Seventeen years later, Moo-yeom is a police detective who spends his career chasing dead ends and helping juvenile delinquents. After the statute of limitations on the case expires, Moo-yeom becomes resigned to the belief that Gap-dong is dead. But then a series of incidents occur in the town that bear an eerie resemblance to Gap-dong's crimes. Cheol-gon, now a well-decorated officer, has recently transferred back to Iltan, and to his dismay, Moo-yeom joins his investigation team to catch Gap-dong once and for all.

==Cast==
===Main===
- Yoon Sang-hyun as Ha Moo-yeom, a detective in Iltan Police Department's violent crimes unit. He vows to avenge his wrongly accused father.
- Kim Min-jung as Maria Oh, a psychiatrist with a mysterious double life and a suspicious curiosity for all things Gap-dong.
- Sung Dong-il as Yang Cheol-gon, a police inspector at the time of the original murders, and is now a well-decorated officer. Upon receiving his latest promotion, he surprises his superiors by requesting to be assigned back to Iltan, because he wants to end his career by capturing Gap-dong. Still convinced that Moo-yeom's father was the killer, he is extremely prejudiced against Moo-yeom, which makes for a combative working relationship. He also hiding grief of his daughter's death.
- Kim Ji-won as Ma Ji-wool, a 17-year-old high school student and webtoon artist with the pen name "Matilda". Ji-wool becomes pivotal to the case when her webtoon titled The Beast's Path ends up foretelling the crimes. When she becomes the killer's next target, it also serves as a set of clues to find him.
- Lee Joon as Ryu Tae-oh, an inmate of a prison psychiatric hospital, who becomes a barista after his release. With a genius IQ of 150, his excellent and detailed memory may prove valuable to cracking the case, but he also happens to have the disposition to be a dangerous psychopath, and considers Gap-dong his god and hero.

===Supporting===
- Jung In-gi as Cha Do-hyeok, the police section chief.
  - Hyun Woo as young Cha Do-hyeok
- Kang Nam-gil as Han Sang-hoon, a profiler
- Jang Gwang as Jinjo, a monk
- Choo Soo-hyun as Oh Young-ae
- Lee Seung-ho as Kim Shin-yong
- Yoo Eun-ho as Yang Seon-joo, Cheol-gon's daughter
  - Lee Go-eun as young Seon-joo
- Min Sung-wook as Nam Ki-ri
- Jung Won-joong as Park Joong-goo
- Jang Hee-soo as Kim Young-mi, Maria's mother
- Yoon Kyun-sang as the youngest detective
- Seo Cho-won as Supporting
- Hong In-young as Hong Sung-hee, a reporter
- Seo Joo-hee as Ji Hwa-ja, Ji-wool's mother
- Jo Ji-hwan as Lee Hyung-nyeon, Moo-yeom's partner and wife

==Ratings==
In this table, represent the lowest ratings and represent the highest ratings.

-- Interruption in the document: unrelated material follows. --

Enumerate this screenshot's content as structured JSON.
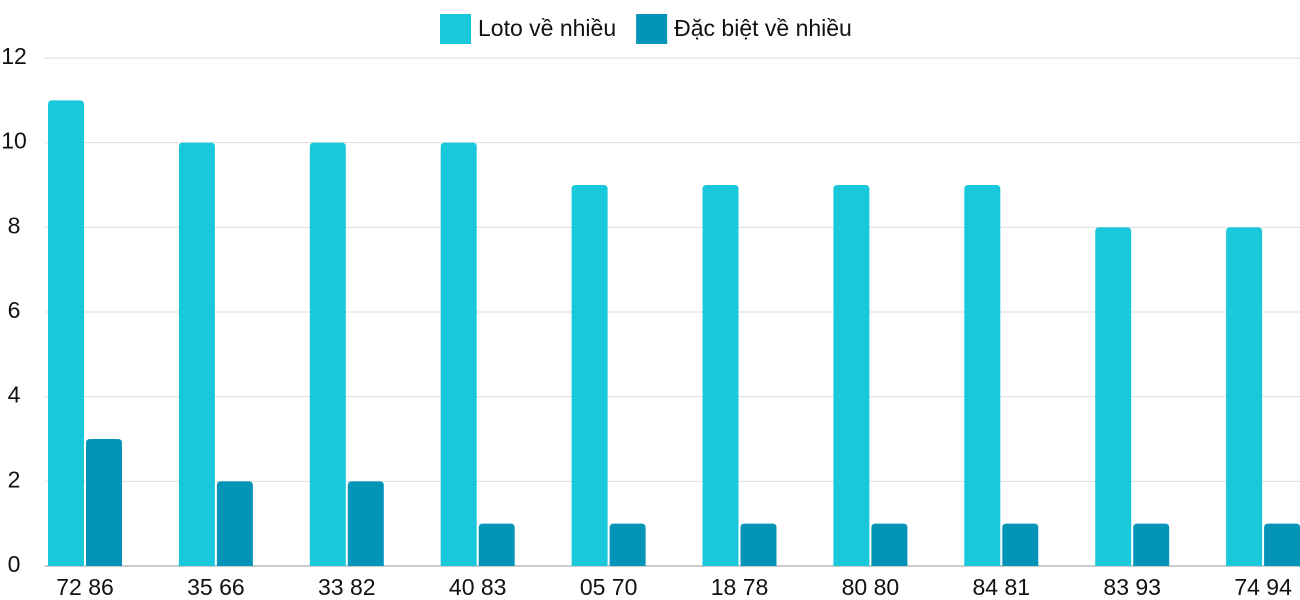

| Ep. | Original broadcast date | Average audience share |
AGB Nielsen
Nationwide
| 1 | April 11, 2014 | 1.51% |
| 2 | April 12, 2014 | 1.98% |
| 3 | April 25, 2014 | 1.37% |
| 4 | April 26, 2014 | 1.64% |
| 5 | May 2, 2014 | 1.77% |
| 6 | May 3, 2014 | 1.76% |
| 7 | May 9, 2014 | 1.81% |
| 8 | May 10, 2014 | 2.32% |
| 9 | May 16, 2014 | 1.72% |
| 10 | May 17, 2014 | 2.00% |
| 11 | May 23, 2014 | 1.89% |
| 12 | May 24, 2014 | 2.08% |
| 13 | May 30, 2014 | 1.68% |
| 14 | May 31, 2014 | 1.91% |
| 15 | June 6, 2014 | 2.32% |
| 16 | June 7, 2014 | 2.23% |
| 17 | June 13, 2014 | 1.85% |
| 18 | June 14, 2014 | 2.17% |
| 19 | June 20, 2014 | 2.07% |
| 20 | June 21, 2014 | 2.13% |
| Average |  | 1.91% |

- This drama airs on a cable channel/pay TV which normally has a relatively smaller audience compared to free-to-air TV/public broadcasters (KBS, SBS, MBC and EBS).

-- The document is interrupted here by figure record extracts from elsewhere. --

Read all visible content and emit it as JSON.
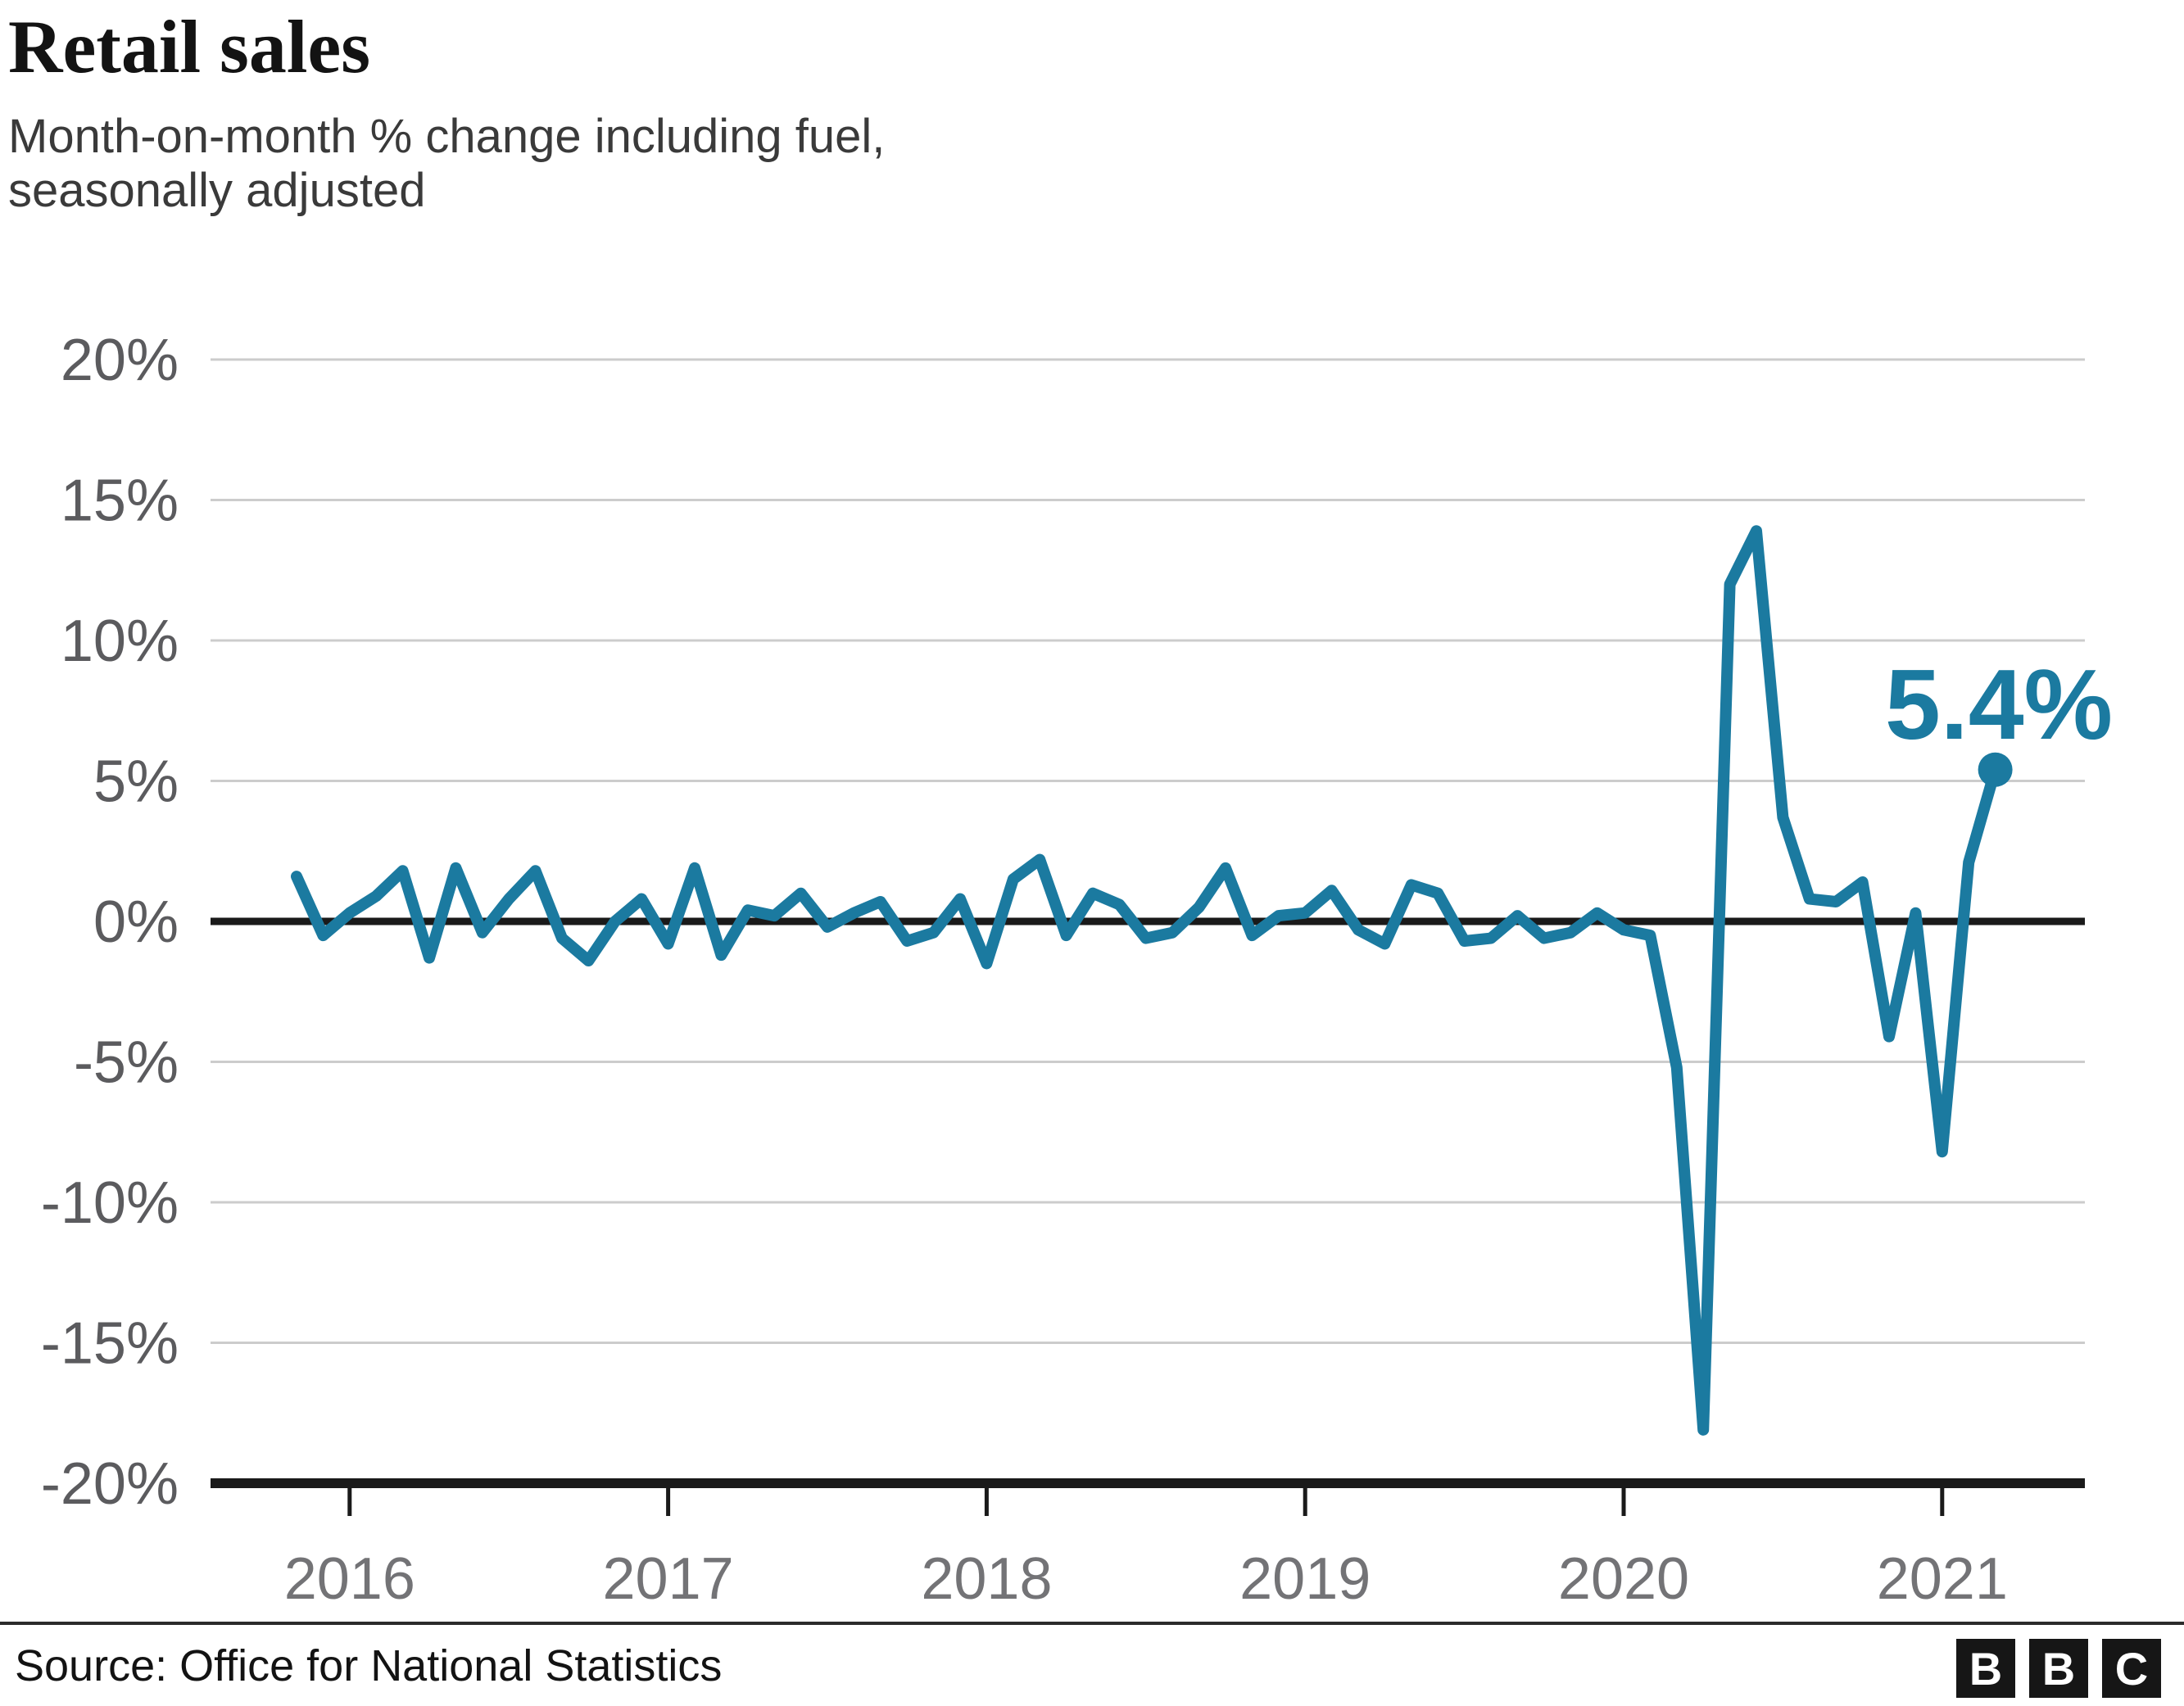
{
  "header": {
    "title": "Retail sales",
    "subtitle_line1": "Month-on-month % change including fuel,",
    "subtitle_line2": "seasonally adjusted"
  },
  "chart_data": {
    "type": "line",
    "title": "Retail sales",
    "subtitle": "Month-on-month % change including fuel, seasonally adjusted",
    "unit": "%",
    "ylim": [
      -20,
      20
    ],
    "grid": "horizontal",
    "legend": "none",
    "y_ticks": {
      "values": [
        20,
        15,
        10,
        5,
        0,
        -5,
        -10,
        -15,
        -20
      ],
      "labels": [
        "20%",
        "15%",
        "10%",
        "5%",
        "0%",
        "-5%",
        "-10%",
        "-15%",
        "-20%"
      ]
    },
    "x_tick_labels": [
      "2016",
      "2017",
      "2018",
      "2019",
      "2020",
      "2021"
    ],
    "x": [
      "2015-11",
      "2015-12",
      "2016-01",
      "2016-02",
      "2016-03",
      "2016-04",
      "2016-05",
      "2016-06",
      "2016-07",
      "2016-08",
      "2016-09",
      "2016-10",
      "2016-11",
      "2016-12",
      "2017-01",
      "2017-02",
      "2017-03",
      "2017-04",
      "2017-05",
      "2017-06",
      "2017-07",
      "2017-08",
      "2017-09",
      "2017-10",
      "2017-11",
      "2017-12",
      "2018-01",
      "2018-02",
      "2018-03",
      "2018-04",
      "2018-05",
      "2018-06",
      "2018-07",
      "2018-08",
      "2018-09",
      "2018-10",
      "2018-11",
      "2018-12",
      "2019-01",
      "2019-02",
      "2019-03",
      "2019-04",
      "2019-05",
      "2019-06",
      "2019-07",
      "2019-08",
      "2019-09",
      "2019-10",
      "2019-11",
      "2019-12",
      "2020-01",
      "2020-02",
      "2020-03",
      "2020-04",
      "2020-05",
      "2020-06",
      "2020-07",
      "2020-08",
      "2020-09",
      "2020-10",
      "2020-11",
      "2020-12",
      "2021-01",
      "2021-02",
      "2021-03"
    ],
    "values": [
      1.6,
      -0.5,
      0.3,
      0.9,
      1.8,
      -1.3,
      1.9,
      -0.4,
      0.8,
      1.8,
      -0.6,
      -1.4,
      0.0,
      0.8,
      -0.8,
      1.9,
      -1.2,
      0.4,
      0.2,
      1.0,
      -0.2,
      0.3,
      0.7,
      -0.7,
      -0.4,
      0.8,
      -1.5,
      1.5,
      2.2,
      -0.5,
      1.0,
      0.6,
      -0.6,
      -0.4,
      0.5,
      1.9,
      -0.5,
      0.2,
      0.3,
      1.1,
      -0.3,
      -0.8,
      1.3,
      1.0,
      -0.7,
      -0.6,
      0.2,
      -0.6,
      -0.4,
      0.3,
      -0.3,
      -0.5,
      -5.2,
      -18.1,
      12.0,
      13.9,
      3.7,
      0.8,
      0.7,
      1.4,
      -4.1,
      0.3,
      -8.2,
      2.1,
      5.4
    ],
    "annotation": {
      "label": "5.4%",
      "x": "2021-03",
      "value": 5.4
    },
    "colors": {
      "line": "#1B7AA0",
      "grid": "#cccccc",
      "axis": "#1a1a1a",
      "y_tick_text": "#5b5b5e",
      "x_tick_text": "#737376"
    }
  },
  "footer": {
    "source": "Source: Office for National Statistics",
    "logo_letters": [
      "B",
      "B",
      "C"
    ]
  }
}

==Awards and nominations==

| Year | Award | Category | Recipient | Result |
|---|---|---|---|---|
| 2014 | 7th Korea Drama Awards | Best New Actor | Lee Joon | Nominated |

==International broadcast==
- It aired in Thailand on Workpoint TV beginning March 9, 2015.
- In Hong Kong, Macau, Sri Lanka and Southeast Asia, the drama began airing on tvN Asia with a variety of subtitles on 2016.